The failure to recognise corporate messaging in our media is something I have seen echoed in my research for this essay, reading comments after comments explaining why Mythic Quest could not possibly be Ubisoft propaganda. On Reddit, one user noted that the show was not propaganda but in fact a ‘scathing critic (sic) of Ubisoft’, because ‘everybody in the office is a terrible person, and Montreal [the game in-universe headquarters] are depicted as incompetent, greedy and stupid.' This shocked me as such poor media literacy: a show commissioned, funded, and promoted by a massive corporation can never be a scathing critique of it, no matter how unlikable the characters are, or how many self-aware jokes are thrown in the mix. As Broey Deschanel puts it in their essay: ‘If we’re past corporations trying to sell us stuff through art, we might as well just give up.’ I don’t want to give up. Mythic Quest was a good show to spend four seasons with, but there is a better, smarter, funnier, and more pertinent show within it that was stifled by corporate interests, and I believe this is the show we deserved to watch.

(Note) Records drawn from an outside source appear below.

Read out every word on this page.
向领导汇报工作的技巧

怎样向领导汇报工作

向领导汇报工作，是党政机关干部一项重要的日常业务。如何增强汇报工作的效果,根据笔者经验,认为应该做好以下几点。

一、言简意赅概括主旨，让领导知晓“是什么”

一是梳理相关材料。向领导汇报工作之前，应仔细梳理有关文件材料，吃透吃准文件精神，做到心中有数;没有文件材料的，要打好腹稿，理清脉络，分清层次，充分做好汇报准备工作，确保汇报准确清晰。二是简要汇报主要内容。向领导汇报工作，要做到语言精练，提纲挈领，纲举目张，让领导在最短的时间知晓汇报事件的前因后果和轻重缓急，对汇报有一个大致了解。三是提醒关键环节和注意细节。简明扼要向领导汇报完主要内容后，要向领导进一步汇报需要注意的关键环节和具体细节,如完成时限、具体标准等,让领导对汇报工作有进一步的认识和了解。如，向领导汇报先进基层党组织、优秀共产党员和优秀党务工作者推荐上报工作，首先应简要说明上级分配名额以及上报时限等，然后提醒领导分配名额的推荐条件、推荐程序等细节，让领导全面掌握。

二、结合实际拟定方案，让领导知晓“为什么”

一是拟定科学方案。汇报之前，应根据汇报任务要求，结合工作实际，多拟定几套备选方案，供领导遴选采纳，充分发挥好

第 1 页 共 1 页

1 Mythic Quest’s title is no doubt a reference to the popular 1999 MMORPG EverQuest, distributed in Europe by Ubisoft.
2 I’d like to stress here, as a French person myself, that Ubisoft is very important to France. If you watched the 2024 Paris Olympics opening ceremony, you may have seen a masked character running and jumping across the city’s landmarks, and even riding the metro, a reference to one of Ubisoft’s most iconic game Assassin’s Creed.